To determine the equation of the straight line in the given graph, we need to identify two key elements:

1. The slope (m): This can be calculated by identifying two distinct points on the line and using the formula: $m = \frac{{y_2 - y_1}}{{x_2 - x_1}}$ where $(x_1, y_1)$ and $(x_2, y_2)$ are the coordinates of two points on the line.

2. The y-intercept (c): This is the point where the line crosses the y-axis. It's the value of $y$ when $x = 0$.

Let's examine the graph carefully to find these details and write the equation in the form $y = mx + c$.

I'll inspect the image and calculate the equation. PIL import Image

Load the image

img_path = '/mnt/data/1740952059742usnww19r.jpg' img = Image.open(img_path)

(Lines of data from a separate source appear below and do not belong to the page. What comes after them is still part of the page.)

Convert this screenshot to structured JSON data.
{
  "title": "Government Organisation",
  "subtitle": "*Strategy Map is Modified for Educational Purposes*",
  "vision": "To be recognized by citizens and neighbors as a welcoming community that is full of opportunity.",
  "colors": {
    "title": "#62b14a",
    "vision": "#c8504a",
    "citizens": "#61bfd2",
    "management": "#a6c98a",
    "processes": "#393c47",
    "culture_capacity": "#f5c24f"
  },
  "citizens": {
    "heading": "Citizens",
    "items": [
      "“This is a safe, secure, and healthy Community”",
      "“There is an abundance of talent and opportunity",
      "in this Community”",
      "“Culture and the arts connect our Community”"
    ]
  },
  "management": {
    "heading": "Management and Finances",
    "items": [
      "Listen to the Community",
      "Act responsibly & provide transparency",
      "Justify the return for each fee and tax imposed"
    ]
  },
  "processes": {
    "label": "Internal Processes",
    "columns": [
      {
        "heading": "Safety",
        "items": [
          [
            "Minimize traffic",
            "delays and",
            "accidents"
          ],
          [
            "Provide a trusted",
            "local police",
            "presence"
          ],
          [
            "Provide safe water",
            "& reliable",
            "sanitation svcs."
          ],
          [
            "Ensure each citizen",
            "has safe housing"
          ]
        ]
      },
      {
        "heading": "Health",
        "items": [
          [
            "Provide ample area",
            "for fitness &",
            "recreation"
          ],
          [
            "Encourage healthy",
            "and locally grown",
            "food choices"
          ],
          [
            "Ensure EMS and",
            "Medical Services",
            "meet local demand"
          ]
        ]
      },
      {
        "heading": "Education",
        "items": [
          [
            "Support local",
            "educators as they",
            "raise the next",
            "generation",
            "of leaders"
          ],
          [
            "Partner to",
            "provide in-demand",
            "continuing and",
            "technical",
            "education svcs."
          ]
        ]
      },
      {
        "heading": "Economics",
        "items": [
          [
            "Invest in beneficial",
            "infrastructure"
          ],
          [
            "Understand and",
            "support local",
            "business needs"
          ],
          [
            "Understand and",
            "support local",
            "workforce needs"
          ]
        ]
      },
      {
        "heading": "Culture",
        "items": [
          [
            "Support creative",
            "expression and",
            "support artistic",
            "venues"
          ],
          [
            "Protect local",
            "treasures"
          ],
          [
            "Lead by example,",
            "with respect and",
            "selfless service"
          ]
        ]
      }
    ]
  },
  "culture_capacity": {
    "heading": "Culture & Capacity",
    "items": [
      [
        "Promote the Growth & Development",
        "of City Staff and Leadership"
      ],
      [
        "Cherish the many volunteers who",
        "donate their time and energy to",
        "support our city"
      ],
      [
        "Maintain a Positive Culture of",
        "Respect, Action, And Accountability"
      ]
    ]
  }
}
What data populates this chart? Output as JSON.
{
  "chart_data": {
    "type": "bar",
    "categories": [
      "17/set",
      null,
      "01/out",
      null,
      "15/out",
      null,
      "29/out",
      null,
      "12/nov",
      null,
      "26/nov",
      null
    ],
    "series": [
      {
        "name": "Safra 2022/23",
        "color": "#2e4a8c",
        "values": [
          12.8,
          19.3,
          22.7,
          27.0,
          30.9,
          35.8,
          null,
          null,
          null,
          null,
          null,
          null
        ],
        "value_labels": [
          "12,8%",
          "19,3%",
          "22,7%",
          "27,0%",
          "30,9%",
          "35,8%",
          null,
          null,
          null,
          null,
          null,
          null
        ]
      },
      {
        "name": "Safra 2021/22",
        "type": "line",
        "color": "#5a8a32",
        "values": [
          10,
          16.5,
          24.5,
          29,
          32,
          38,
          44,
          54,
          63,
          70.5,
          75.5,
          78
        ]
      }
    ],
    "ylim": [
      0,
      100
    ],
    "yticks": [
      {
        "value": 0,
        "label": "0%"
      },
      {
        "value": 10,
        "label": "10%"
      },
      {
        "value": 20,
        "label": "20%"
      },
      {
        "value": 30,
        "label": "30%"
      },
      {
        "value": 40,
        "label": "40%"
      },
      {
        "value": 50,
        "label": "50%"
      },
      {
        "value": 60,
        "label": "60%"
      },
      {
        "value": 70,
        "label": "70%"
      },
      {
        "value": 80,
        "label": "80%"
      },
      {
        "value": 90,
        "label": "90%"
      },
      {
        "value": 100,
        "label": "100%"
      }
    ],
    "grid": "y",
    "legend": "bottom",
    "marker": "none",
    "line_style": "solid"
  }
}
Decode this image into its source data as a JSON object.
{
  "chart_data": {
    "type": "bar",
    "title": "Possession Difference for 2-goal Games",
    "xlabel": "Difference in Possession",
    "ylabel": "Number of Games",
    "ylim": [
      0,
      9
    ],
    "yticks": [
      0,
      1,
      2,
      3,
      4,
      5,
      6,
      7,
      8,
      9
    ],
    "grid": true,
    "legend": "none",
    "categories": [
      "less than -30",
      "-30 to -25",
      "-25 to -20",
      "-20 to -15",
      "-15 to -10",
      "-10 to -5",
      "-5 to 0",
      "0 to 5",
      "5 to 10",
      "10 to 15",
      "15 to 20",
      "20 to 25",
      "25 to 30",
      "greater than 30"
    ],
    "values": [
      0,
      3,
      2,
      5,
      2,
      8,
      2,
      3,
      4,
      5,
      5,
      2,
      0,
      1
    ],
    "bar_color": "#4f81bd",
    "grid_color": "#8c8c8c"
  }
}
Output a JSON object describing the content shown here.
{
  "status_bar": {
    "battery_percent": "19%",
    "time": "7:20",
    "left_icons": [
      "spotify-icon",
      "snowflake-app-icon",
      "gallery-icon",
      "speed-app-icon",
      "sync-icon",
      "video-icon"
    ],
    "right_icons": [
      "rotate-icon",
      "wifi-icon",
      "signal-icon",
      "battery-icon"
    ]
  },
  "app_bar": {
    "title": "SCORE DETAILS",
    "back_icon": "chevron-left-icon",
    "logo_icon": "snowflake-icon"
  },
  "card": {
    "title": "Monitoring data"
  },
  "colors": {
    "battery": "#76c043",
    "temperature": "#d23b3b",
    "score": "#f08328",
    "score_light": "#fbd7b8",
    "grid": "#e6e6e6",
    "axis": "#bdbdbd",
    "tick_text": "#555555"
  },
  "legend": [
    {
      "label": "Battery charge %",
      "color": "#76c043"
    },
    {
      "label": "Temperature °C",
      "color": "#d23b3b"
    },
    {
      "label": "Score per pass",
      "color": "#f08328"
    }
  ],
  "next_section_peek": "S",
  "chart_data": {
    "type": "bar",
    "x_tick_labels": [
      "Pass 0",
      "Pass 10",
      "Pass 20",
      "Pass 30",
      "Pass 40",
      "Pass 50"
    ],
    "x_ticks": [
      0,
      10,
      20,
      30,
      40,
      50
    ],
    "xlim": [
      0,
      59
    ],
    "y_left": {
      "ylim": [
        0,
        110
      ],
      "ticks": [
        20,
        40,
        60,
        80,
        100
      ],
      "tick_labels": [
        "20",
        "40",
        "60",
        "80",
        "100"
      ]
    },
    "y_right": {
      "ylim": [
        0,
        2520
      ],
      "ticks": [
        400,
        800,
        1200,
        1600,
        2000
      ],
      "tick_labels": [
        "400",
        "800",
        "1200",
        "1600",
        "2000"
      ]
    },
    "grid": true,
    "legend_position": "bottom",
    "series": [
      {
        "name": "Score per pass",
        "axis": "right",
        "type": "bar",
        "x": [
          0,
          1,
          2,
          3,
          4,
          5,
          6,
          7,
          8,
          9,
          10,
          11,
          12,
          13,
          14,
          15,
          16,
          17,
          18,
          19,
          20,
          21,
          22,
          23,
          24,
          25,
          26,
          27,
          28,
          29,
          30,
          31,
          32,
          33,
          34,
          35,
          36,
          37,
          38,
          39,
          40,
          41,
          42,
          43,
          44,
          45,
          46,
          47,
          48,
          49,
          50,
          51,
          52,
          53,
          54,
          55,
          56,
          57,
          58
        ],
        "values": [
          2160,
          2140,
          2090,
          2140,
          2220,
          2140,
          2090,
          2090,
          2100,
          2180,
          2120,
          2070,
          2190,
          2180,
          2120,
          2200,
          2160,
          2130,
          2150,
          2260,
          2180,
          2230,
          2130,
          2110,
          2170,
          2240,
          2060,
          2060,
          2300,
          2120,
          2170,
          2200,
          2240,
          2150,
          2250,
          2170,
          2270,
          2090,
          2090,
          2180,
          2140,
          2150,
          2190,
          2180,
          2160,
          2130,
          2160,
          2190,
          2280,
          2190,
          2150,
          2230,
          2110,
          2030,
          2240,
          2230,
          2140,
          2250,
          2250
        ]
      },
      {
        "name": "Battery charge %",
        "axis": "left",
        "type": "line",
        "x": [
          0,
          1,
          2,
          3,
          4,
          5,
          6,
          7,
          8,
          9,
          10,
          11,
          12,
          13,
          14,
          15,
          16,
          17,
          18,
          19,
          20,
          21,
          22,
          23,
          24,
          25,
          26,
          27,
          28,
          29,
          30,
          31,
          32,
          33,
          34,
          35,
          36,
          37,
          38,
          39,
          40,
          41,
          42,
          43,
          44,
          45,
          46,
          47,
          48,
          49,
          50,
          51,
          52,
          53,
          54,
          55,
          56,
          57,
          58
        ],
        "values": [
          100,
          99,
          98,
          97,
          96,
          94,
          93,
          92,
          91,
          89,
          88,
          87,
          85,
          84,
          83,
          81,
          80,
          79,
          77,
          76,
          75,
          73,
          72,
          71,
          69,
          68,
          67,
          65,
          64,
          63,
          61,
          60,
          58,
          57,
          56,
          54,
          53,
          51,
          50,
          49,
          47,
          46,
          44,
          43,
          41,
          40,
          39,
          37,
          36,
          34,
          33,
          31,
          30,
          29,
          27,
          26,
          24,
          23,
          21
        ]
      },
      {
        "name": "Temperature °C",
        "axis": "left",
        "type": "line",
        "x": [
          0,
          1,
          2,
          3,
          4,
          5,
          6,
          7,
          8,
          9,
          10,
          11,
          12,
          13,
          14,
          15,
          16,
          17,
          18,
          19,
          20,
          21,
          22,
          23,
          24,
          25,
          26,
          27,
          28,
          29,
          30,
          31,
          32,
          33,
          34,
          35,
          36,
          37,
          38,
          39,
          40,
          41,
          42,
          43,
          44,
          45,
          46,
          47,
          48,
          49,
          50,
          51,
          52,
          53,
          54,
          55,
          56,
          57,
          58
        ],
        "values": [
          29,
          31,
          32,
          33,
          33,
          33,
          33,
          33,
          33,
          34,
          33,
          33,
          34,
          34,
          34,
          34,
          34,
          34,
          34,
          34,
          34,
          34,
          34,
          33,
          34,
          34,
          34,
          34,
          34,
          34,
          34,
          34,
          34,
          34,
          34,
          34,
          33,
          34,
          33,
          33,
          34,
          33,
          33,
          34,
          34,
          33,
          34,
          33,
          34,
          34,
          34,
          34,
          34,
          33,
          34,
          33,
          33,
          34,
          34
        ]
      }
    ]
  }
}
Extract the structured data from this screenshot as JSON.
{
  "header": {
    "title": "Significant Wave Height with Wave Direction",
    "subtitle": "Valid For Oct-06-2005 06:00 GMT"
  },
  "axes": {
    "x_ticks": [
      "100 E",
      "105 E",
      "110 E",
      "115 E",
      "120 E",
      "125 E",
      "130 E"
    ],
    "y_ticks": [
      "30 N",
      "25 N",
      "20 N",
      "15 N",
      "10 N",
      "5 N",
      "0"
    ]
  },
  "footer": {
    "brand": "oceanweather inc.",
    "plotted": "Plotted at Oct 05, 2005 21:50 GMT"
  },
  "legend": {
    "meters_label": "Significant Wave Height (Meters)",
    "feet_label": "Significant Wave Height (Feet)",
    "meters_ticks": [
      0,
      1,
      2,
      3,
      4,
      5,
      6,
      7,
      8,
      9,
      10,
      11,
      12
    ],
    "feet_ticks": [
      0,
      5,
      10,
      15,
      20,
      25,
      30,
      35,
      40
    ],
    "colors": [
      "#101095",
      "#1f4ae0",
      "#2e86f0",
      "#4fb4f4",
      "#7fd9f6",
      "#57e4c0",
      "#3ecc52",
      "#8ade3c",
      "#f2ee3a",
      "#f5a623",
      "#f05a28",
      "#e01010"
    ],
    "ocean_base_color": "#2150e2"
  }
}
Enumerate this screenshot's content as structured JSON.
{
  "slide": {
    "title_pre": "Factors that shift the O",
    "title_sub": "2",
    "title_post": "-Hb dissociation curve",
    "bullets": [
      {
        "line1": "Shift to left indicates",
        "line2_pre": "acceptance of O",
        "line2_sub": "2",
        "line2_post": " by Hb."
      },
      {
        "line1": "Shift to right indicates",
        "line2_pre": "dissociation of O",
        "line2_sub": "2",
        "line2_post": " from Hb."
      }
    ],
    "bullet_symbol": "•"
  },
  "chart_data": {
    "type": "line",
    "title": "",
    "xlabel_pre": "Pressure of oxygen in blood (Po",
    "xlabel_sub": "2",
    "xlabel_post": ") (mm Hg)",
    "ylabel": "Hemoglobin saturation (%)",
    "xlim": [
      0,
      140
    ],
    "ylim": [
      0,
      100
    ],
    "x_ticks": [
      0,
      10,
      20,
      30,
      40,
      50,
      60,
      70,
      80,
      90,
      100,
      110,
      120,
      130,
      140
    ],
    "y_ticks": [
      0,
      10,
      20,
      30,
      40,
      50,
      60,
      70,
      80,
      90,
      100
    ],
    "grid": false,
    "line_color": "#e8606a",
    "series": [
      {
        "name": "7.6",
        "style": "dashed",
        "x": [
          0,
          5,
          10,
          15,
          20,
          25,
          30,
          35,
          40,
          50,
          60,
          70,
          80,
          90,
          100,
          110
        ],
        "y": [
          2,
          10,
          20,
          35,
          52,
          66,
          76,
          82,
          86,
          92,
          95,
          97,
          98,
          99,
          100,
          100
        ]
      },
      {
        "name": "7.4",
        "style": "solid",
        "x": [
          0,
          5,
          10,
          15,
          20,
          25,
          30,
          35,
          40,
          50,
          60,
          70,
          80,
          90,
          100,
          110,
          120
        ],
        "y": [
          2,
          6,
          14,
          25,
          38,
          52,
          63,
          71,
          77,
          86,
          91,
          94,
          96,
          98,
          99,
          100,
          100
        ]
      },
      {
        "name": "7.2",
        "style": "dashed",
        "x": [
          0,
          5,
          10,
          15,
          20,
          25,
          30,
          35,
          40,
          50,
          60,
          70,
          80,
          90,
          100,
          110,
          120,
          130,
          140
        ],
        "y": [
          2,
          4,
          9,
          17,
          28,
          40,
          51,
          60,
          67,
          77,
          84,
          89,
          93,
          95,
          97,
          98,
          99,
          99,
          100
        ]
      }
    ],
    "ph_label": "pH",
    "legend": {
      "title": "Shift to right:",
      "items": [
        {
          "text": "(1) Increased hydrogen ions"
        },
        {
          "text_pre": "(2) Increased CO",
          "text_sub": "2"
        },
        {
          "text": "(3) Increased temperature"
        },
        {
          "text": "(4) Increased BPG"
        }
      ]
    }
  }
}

Display the image to examine the graph

img.show()I have displayed the image for you to inspect the graph. Now, let me calculate the slope and the y-intercept to determine the equation of the line.

From the graph, I will identify two points to calculate the slope and then find the y-intercept. I'll summarize the results in a moment.Upon inspecting the graph, I identified two points on the line:

• Point 1: $(-3, 3)$
• Point 2: $(2, -2)$

Now, let's calculate the slope $m$ using the formula: $m = \frac{y_2 - y_1}{x_2 - x_1}$ Substituting the values from the points:

$m = \frac{-2 - 3}{2 - (-3)} = \frac{-5}{5} = -1$

Next, we find the y-intercept $c$. Using the slope-intercept form $y = mx + c$, we can substitute one of the points (say, $(-3, 3)$) to find $c$: $3 = (-1)(-3) + c \quad \Rightarrow \quad 3 = 3 + c \quad \Rightarrow \quad c = 0$

Thus, the equation of the line is: $y = -x$

Would you like further details on the calculation process or have any other questions? Here are some related questions you may find helpful:

1. How do you find the slope of a line if only one point is given?
2. What happens to the equation if the line is horizontal or vertical?
3. How can you use the slope to predict the value of $y$ for a given $x$?
4. What is the significance of the y-intercept in real-world applications?
5. How can you graph a line given its equation in slope-intercept form?

Tip: Always ensure that you select clear points on the graph when calculating the slope, as small errors in choosing points can lead to inaccurate results.